Direct (or core) procurement traditionally focuses mainly on the sourcing of goods, and some allied services, that are used in the manufacturing or production of goods for sale. These items are usually clearly specified, often with a pre-defined supplier base.

Indirect procurement is different. It is essentially the sourcing of services (and maybe some goods) to support day-to-day operations.

The indirect spend may make up around 30 per cent of all third-party spend, but there are significantly more suppliers and the buying community is more decentralised. Add to that, a higher potential for maverick spend and sensitive stakeholders, and there is the added complexity.

What is happening now is that the percentage of indirect spend-under-management is growing in many companies. Difficult areas such as advertising, insurance and consulting fees are slowly being brought into the category structure.

It is often said that indirect procurement is not strategic. However, some high spend categories, such as sponsorship and employee benefits, could definitely qualify.

Key issues in Indirect Procurement
  • Buying decisions are often dispersed throughout an organisation into diverse and competing business units or locations.
  • Stakeholders can, and will, resist any changes on which they have not been consulted.
  • Managing an indirect category such as marketing services or consulting requires assembling the historical data and providing reliable spend information. Often transactions are miscoded – sometimes on purpose – which creates the wrong picture.
  • Suppliers can only be a resource for continuous improvement if the communication channels are open in both directions.
Strategies for Indirect Procurement  

The first step in a category strategy should be to aggregate the spend and understand it and its sub-categories. Next, present this information, in a digestible form, to stakeholders to elicit their input.

It is never too early to talk to stakeholders about the data or the proposed Scope of Work. After the Request for Proposal has been issued, it is too late.

Two of the success criteria in indirect procurement are a robust Scope of Work and a detailed Service Level Agreement with workable measurements.  Without these, any contract can fail.    

Indirect Procurement as a Career Choice

The requisite technical skills for individual success in procurement have been well-documented. One of the key skills of the future is to be numerate and have analytical ability, but not necessarily be a mathematician.
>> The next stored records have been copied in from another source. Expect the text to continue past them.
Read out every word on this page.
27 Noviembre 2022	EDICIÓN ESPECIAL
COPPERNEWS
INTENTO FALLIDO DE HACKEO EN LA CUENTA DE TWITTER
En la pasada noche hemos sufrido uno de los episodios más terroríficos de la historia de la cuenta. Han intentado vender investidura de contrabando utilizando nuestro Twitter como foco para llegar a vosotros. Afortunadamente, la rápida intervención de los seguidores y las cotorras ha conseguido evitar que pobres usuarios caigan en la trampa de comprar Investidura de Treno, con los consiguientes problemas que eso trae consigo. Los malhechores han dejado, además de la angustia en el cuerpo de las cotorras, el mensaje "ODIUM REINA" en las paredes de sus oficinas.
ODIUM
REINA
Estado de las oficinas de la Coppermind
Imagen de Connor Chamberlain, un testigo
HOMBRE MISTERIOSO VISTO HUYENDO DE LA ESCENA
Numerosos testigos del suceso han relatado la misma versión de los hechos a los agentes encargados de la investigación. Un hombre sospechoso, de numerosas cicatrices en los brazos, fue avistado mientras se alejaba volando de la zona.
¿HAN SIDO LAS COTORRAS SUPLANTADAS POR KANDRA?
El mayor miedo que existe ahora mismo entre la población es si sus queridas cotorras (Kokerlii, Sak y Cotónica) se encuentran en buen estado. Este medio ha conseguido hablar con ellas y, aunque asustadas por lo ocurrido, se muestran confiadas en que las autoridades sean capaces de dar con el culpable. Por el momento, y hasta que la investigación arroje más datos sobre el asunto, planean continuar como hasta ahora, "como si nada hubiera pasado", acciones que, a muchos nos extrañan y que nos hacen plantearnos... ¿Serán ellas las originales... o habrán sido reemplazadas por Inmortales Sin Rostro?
Managing indirect categories requires a different skill set from that which is needed for working in direct procurement. Behavioural skills, which can also be acquired, come into the spotlight here.

Particularly important is the need to collaborate with stakeholders. An aspiring category manager needs Influencing and listening skills, empathy, and the ability to take the initiative as well as being decisive when the need arises.
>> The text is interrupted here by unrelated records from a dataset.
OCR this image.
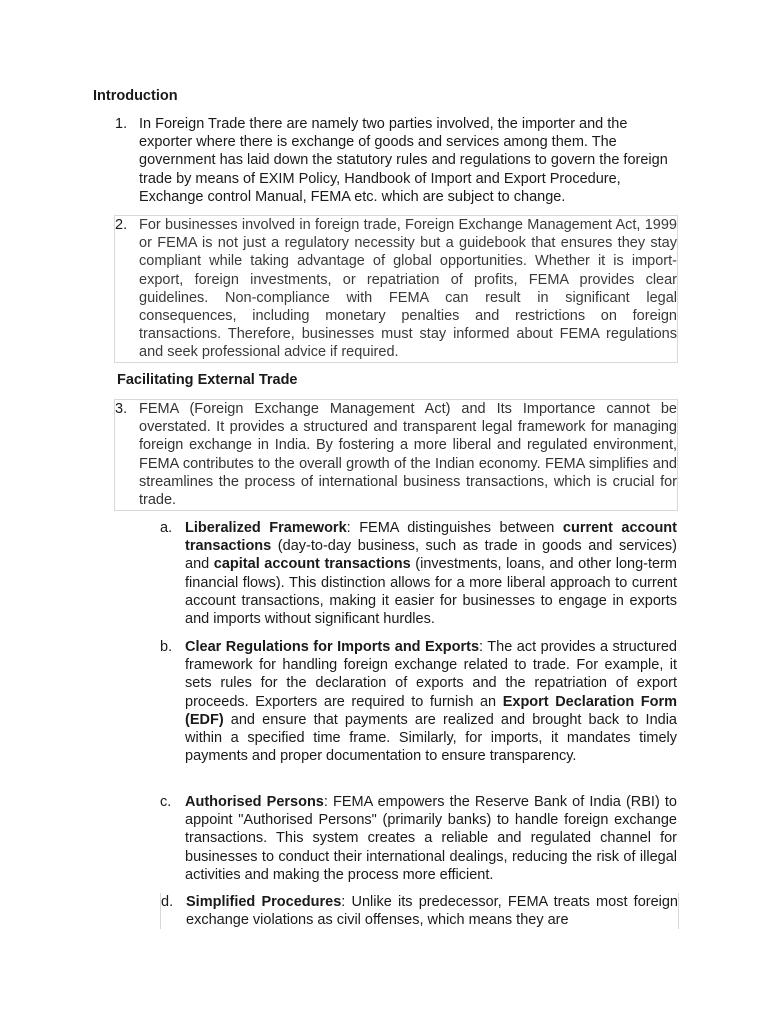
Introduction
1. In Foreign Trade there are namely two parties involved, the importer and the exporter where there is exchange of goods and services among them. The government has laid down the statutory rules and regulations to govern the foreign trade by means of EXIM Policy, Handbook of Import and Export Procedure, Exchange control Manual, FEMA etc. which are subject to change.
2. For businesses involved in foreign trade, Foreign Exchange Management Act, 1999 or FEMA is not just a regulatory necessity but a guidebook that ensures they stay compliant while taking advantage of global opportunities. Whether it is import-export, foreign investments, or repatriation of profits, FEMA provides clear guidelines. Non-compliance with FEMA can result in significant legal consequences, including monetary penalties and restrictions on foreign transactions. Therefore, businesses must stay informed about FEMA regulations and seek professional advice if required.
Facilitating External Trade
3. FEMA (Foreign Exchange Management Act) and Its Importance cannot be overstated. It provides a structured and transparent legal framework for managing foreign exchange in India. By fostering a more liberal and regulated environment, FEMA contributes to the overall growth of the Indian economy. FEMA simplifies and streamlines the process of international business transactions, which is crucial for trade.
a. Liberalized Framework: FEMA distinguishes between current account transactions (day-to-day business, such as trade in goods and services) and capital account transactions (investments, loans, and other long-term financial flows). This distinction allows for a more liberal approach to current account transactions, making it easier for businesses to engage in exports and imports without significant hurdles.
b. Clear Regulations for Imports and Exports: The act provides a structured framework for handling foreign exchange related to trade. For example, it sets rules for the declaration of exports and the repatriation of export proceeds. Exporters are required to furnish an Export Declaration Form (EDF) and ensure that payments are realized and brought back to India within a specified time frame. Similarly, for imports, it mandates timely payments and proper documentation to ensure transparency.
c. Authorised Persons: FEMA empowers the Reserve Bank of India (RBI) to appoint "Authorised Persons" (primarily banks) to handle foreign exchange transactions. This system creates a reliable and regulated channel for businesses to conduct their international dealings, reducing the risk of illegal activities and making the process more efficient.
d. Simplified Procedures: Unlike its predecessor, FEMA treats most foreign exchange violations as civil offenses, which means they are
Indirect categories (when the tail-end spend is excluded) do not easily lend themselves to automation or the use of the e-procurement tools, such as e-catalogues or vendor management systems.

This creates a dilemma for external service providers who have these tools, but readily admit that there are nuances and emotions at play that may be beyond their control.

The organisational culture and landscape on the indirect side has many nuances that do not exist on the direct side. Procurement executives will therefore need to traverse the waters of indirect spend with unique strategies to ensure success.

Indirect procurement is all about building trust with stakeholders and suppliers to ensure continuity of supply and smooth operations.

Just try to procure the same make and model of smartphone for everyone, or change the catering company without considering end-users.